Paper ID 108. Evaluating Regression Test Selection Opportunities in a Very Large Open-Source Ecosystem
Alex Gyori, Owolabi Legunsen, Farah Hariri, and Darko Marinov (University of Illinois at Urbana-Champaign)
Abstract
Library developers are increasingly releasing their libraries publicly and other developers build client projects that depend on these libraries creating an ecosystem of interconnected software projects. This paper analyzes regression test selection (RTS) opportunities in one such ecosystem: the MAVEN Central repository. There some popular libraries have up to 924589 client projects; in turn client projects can depend on up to 11190 libraries. However we found in a sample of 408 popular projects that 202 (almost half!) cannot update to the latest library versions without breaking compilation or tests.
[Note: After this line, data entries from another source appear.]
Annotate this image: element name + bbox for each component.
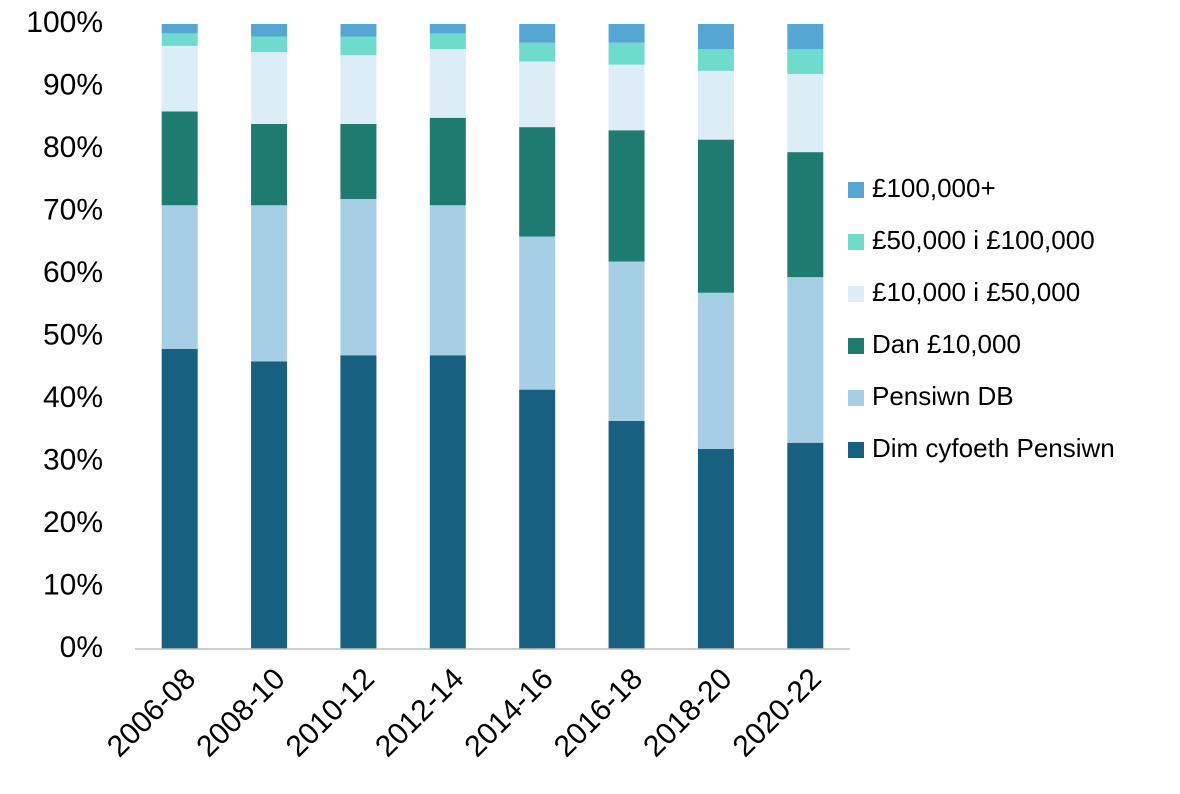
bar-segment [608,420,645,649]
y-tick-label: 70% [43,193,103,226]
bar-segment [787,152,824,278]
bar-segment [787,277,824,443]
x-tick-label: 2014-16 [459,662,560,763]
y-tick-label: 80% [43,131,103,164]
bar-segment [429,24,466,34]
bar-segment [429,117,466,206]
bar-segment [697,49,734,71]
legend-swatch [848,286,864,302]
y-tick-label: 50% [43,318,103,351]
bar-segment [340,124,377,199]
x-tick-label: 2012-14 [369,662,470,763]
bar-segment [787,49,824,74]
legend-label: £50,000 i £100,000 [872,225,1095,255]
bar-segment [340,24,377,37]
y-tick-label: 40% [43,381,103,414]
y-tick-label: 10% [43,568,103,601]
legend-swatch [848,182,864,198]
x-tick-label: 2016-18 [548,662,649,763]
bar-segment [340,355,377,649]
bar-segment [429,49,466,118]
bar-segment [161,349,198,649]
y-tick-label: 100% [26,6,103,39]
bar-segment [161,205,198,349]
legend-label: Dan £10,000 [872,329,1021,359]
bar-segment [251,124,288,206]
legend-label: Dim cyfoeth Pensiwn [872,433,1115,463]
bar-segment [340,199,377,356]
legend-label: £100,000+ [872,173,996,203]
y-tick-label: 30% [43,443,103,476]
bar-segment [787,442,824,649]
bar-segment [519,61,556,128]
legend-swatch [848,338,864,354]
bar-segment [608,42,645,65]
y-tick-label: 0% [60,631,103,664]
bar-segment [251,361,288,649]
bar-segment [519,127,556,237]
bar-segment [429,355,466,649]
legend-swatch [848,234,864,250]
bar-segment [161,33,198,46]
bar-segment [340,55,377,124]
bar-segment [519,24,556,43]
legend-label: Pensiwn DB [872,381,1014,411]
bar-segment [608,64,645,131]
bar-segment [429,33,466,49]
legend-swatch [848,442,864,458]
bar-segment [787,24,824,49]
y-tick-label: 90% [43,68,103,101]
bar-segment [608,130,645,262]
bar-segment [429,205,466,356]
y-tick-label: 20% [43,506,103,539]
bar-segment [251,52,288,124]
bar-segment [519,42,556,62]
x-tick-label: 2006-08 [101,662,202,763]
x-tick-label: 2018-20 [637,662,738,763]
bar-segment [251,205,288,362]
bar-segment [697,292,734,449]
bar-segment [161,45,198,112]
x-tick-label: 2020-22 [727,662,828,763]
bar-segment [697,449,734,649]
x-tick-label: 2010-12 [280,662,381,763]
bar-segment [251,36,288,53]
bar-segment [697,70,734,140]
bar-segment [697,139,734,293]
bar-segment [161,111,198,206]
bar-segment [251,24,288,37]
x-tick-label: 2008-10 [190,662,291,763]
bar-segment [519,389,556,649]
bar-segment [519,236,556,390]
y-tick-label: 60% [43,256,103,289]
bar-segment [340,36,377,56]
bar-segment [697,24,734,49]
legend-swatch [848,390,864,406]
bar-segment [161,24,198,34]
legend-label: £10,000 i £50,000 [872,277,1080,307]
bar-segment [608,24,645,43]
bar-segment [787,74,824,153]
bar-segment [608,261,645,421]
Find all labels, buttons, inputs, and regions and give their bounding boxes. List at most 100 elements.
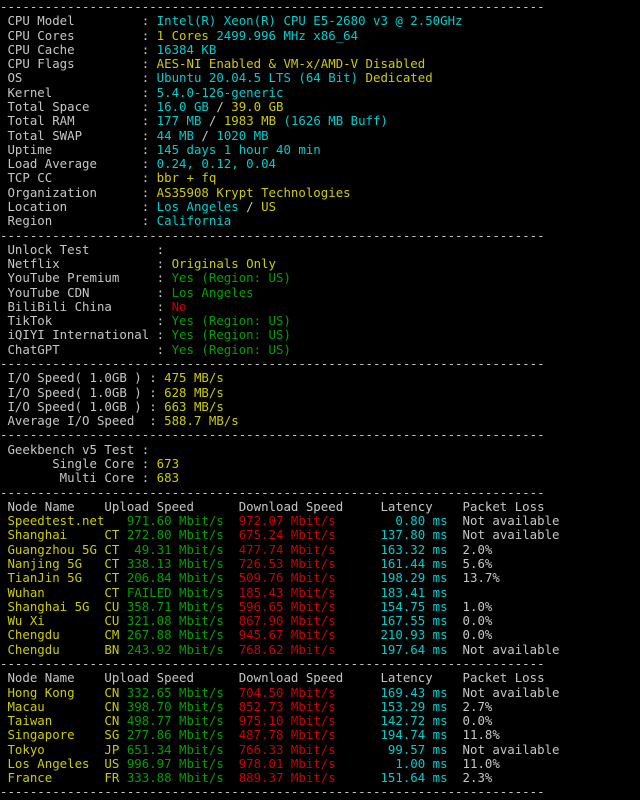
- separator-line: ----------------------------------------…: [0, 428, 640, 442]
- cell-node-name: Guangzhou 5G CT: [0, 541, 120, 557]
- info-row-tcp-cc: TCP CC : bbr + fq: [0, 171, 640, 185]
- row-value: 2499.996 MHz x86_64: [208, 27, 359, 43]
- row-value: 628 MB/s: [164, 384, 224, 400]
- cell-packet-loss: 2.7%: [447, 698, 493, 714]
- row-label: CPU Flags :: [0, 56, 157, 72]
- cell-node-name: Wuhan CT: [0, 584, 120, 600]
- speedtest-header-text: Node Name Upload Speed Download Speed La…: [0, 498, 545, 514]
- separator-line: ----------------------------------------…: [0, 0, 640, 14]
- cell-node-name: Tokyo JP: [0, 741, 120, 757]
- cell-node-name: Chengdu CM: [0, 627, 120, 643]
- cell-latency: 198.29 ms: [335, 570, 448, 586]
- row-label: Netflix :: [0, 256, 172, 272]
- speedtest-row-singapore-sg: Singapore SG 277.86 Mbit/s 487.78 Mbit/s…: [0, 728, 640, 742]
- row-label: Total Space :: [0, 98, 157, 114]
- cell-upload-speed: 267.88 Mbit/s: [119, 627, 224, 643]
- cell-download-speed: 704.50 Mbit/s: [223, 684, 336, 700]
- row-value: Yes (Region: US): [171, 270, 291, 286]
- row-label: Organization :: [0, 184, 157, 200]
- cell-node-name: Macau CN: [0, 698, 120, 714]
- row-value: 44 MB: [156, 127, 194, 143]
- speedtest-row-chengdu-cm: Chengdu CM 267.88 Mbit/s 945.67 Mbit/s 2…: [0, 628, 640, 642]
- info-row-total-ram: Total RAM : 177 MB / 1983 MB (1626 MB Bu…: [0, 114, 640, 128]
- row-value: 145 days 1 hour 40 min: [156, 141, 321, 157]
- speedtest-row-tokyo-jp: Tokyo JP 651.34 Mbit/s 766.33 Mbit/s 99.…: [0, 741, 640, 757]
- row-value: 588.7 MB/s: [164, 413, 239, 429]
- separator-dashes: ----------------------------------------…: [0, 484, 545, 500]
- cell-download-speed: 972.07 Mbit/s: [223, 513, 336, 529]
- info-row-youtube-premium: YouTube Premium : Yes (Region: US): [0, 271, 640, 285]
- cell-download-speed: 945.67 Mbit/s: [223, 627, 336, 643]
- info-row-os: OS : Ubuntu 20.04.5 LTS (64 Bit) Dedicat…: [0, 71, 640, 85]
- speedtest-row-shanghai-5g-cu: Shanghai 5G CU 358.71 Mbit/s 596.65 Mbit…: [0, 598, 640, 614]
- info-row-youtube-cdn: YouTube CDN : Los Angeles: [0, 285, 640, 300]
- cell-node-name: Chengdu BN: [0, 641, 120, 657]
- info-row-cpu-cores: CPU Cores : 1 Cores 2499.996 MHz x86_64: [0, 27, 640, 43]
- row-label: Region :: [0, 213, 157, 229]
- row-value: US: [261, 198, 277, 214]
- cell-download-speed: 766.33 Mbit/s: [223, 741, 336, 757]
- speedtest-row-taiwan-cn: Taiwan CN 498.77 Mbit/s 975.10 Mbit/s 14…: [0, 713, 640, 729]
- row-label: CPU Model :: [0, 13, 157, 29]
- row-value: bbr + fq: [156, 170, 217, 186]
- cell-latency: 163.32 ms: [335, 541, 448, 557]
- row-value: Ubuntu 20.04.5 LTS (64 Bit): [156, 70, 359, 86]
- row-label: iQIYI International :: [0, 327, 172, 343]
- row-label: TikTok :: [0, 313, 172, 329]
- cell-download-speed: 185.43 Mbit/s: [223, 584, 336, 600]
- cell-latency: 154.75 ms: [335, 598, 448, 614]
- row-value: 0.24, 0.12, 0.04: [156, 156, 277, 172]
- row-label: CPU Cores :: [0, 27, 157, 43]
- cell-download-speed: 477.74 Mbit/s: [223, 541, 336, 557]
- info-row-i-o-speed-1-0gb: I/O Speed( 1.0GB ) : 663 MB/s: [0, 398, 640, 414]
- row-label: YouTube Premium :: [0, 270, 172, 286]
- cell-download-speed: 978.01 Mbit/s: [223, 755, 336, 771]
- cell-packet-loss: 0.0%: [447, 613, 493, 629]
- row-label: I/O Speed( 1.0GB ) :: [0, 370, 165, 386]
- row-value: 5.4.0-126-generic: [156, 84, 284, 100]
- cell-upload-speed: 206.84 Mbit/s: [119, 570, 224, 586]
- row-value: /: [201, 113, 224, 129]
- row-label: Multi Core :: [0, 470, 157, 486]
- cell-upload-speed: 398.70 Mbit/s: [119, 698, 224, 714]
- cell-node-name: Shanghai CT: [0, 527, 120, 543]
- separator-dashes: ----------------------------------------…: [0, 784, 545, 800]
- cell-packet-loss: Not available: [447, 527, 560, 543]
- info-row-total-space: Total Space : 16.0 GB / 39.0 GB: [0, 98, 640, 114]
- info-row-unlock-test: Unlock Test :: [0, 242, 640, 257]
- cell-latency: 197.64 ms: [335, 641, 448, 657]
- row-label: Location :: [0, 198, 157, 214]
- separator-dashes: ----------------------------------------…: [0, 356, 545, 372]
- cell-latency: 194.74 ms: [335, 727, 448, 743]
- cell-packet-loss: 2.0%: [447, 541, 493, 557]
- cell-upload-speed: 49.31 Mbit/s: [119, 541, 224, 557]
- speedtest-row-tianjin-5g-ct: TianJin 5G CT 206.84 Mbit/s 509.76 Mbit/…: [0, 571, 640, 585]
- info-row-chatgpt: ChatGPT : Yes (Region: US): [0, 342, 640, 357]
- cell-upload-speed: 338.13 Mbit/s: [119, 555, 224, 571]
- cell-upload-speed: 971.60 Mbit/s: [119, 513, 224, 529]
- row-value: 1020 MB: [216, 127, 269, 143]
- row-label: BiliBili China :: [0, 298, 172, 314]
- cell-latency: 210.93 ms: [335, 627, 448, 643]
- separator-line: ----------------------------------------…: [0, 228, 640, 243]
- row-value: Originals Only: [171, 256, 277, 272]
- cell-packet-loss: 11.8%: [447, 727, 500, 743]
- info-row-multi-core: Multi Core : 683: [0, 471, 640, 485]
- info-row-cpu-cache: CPU Cache : 16384 KB: [0, 42, 640, 57]
- row-label: Uptime :: [0, 141, 157, 157]
- row-value: 39.0 GB: [231, 98, 284, 114]
- speedtest-row-macau-cn: Macau CN 398.70 Mbit/s 852.73 Mbit/s 153…: [0, 698, 640, 714]
- cell-packet-loss: Not available: [447, 741, 560, 757]
- speedtest-row-wuhan-ct: Wuhan CT FAILED Mbit/s 185.43 Mbit/s 183…: [0, 584, 640, 600]
- separator-line: ----------------------------------------…: [0, 356, 640, 372]
- row-value: /: [238, 198, 262, 214]
- cell-node-name: Hong Kong CN: [0, 684, 120, 700]
- row-label: Load Average :: [0, 156, 157, 172]
- cell-upload-speed: 498.77 Mbit/s: [119, 713, 224, 729]
- row-value: 663 MB/s: [164, 398, 224, 414]
- row-value: Los Angeles: [156, 198, 239, 214]
- row-label: OS :: [0, 70, 157, 86]
- cell-upload-speed: 651.34 Mbit/s: [119, 741, 224, 757]
- cell-node-name: Singapore SG: [0, 727, 120, 743]
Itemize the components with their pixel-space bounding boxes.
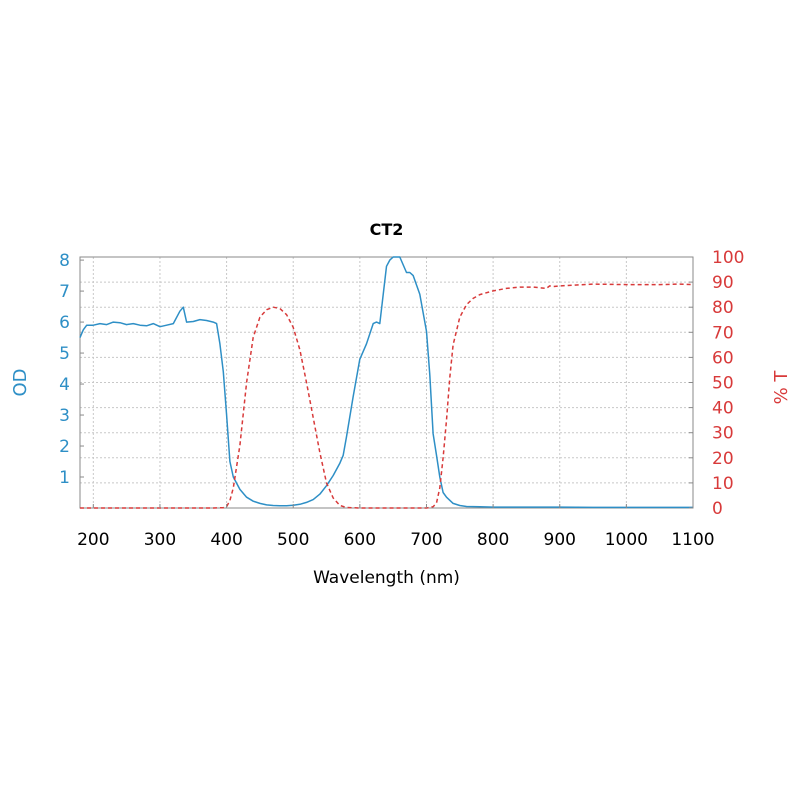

This problem shows a challenge that many library developers currently face in checking that their code changes do not break client projects. Meanwhile some large proprietary software organizations have systems like Google’s TAP and Microsoft’s CloudBuild which check that internally developed library changes do not break clients. We evaluate the costs that open-source library developers would incur if they ran client projects’ tests not just the library’s tests after each code change. We compare five RTS techniques that work at different granularity levels of analyses and changes. The results show that techniques at lower granularity provide big benefits; they run on average between 7.8% and 10.5% of all client projects’ tests. Our study provides strong evidence that it is worthwhile to build RTS tools that work in very large-scale software ecosystems enable software testing research at scale and reduce costs incurred by library developers when checking that changes do not break clients.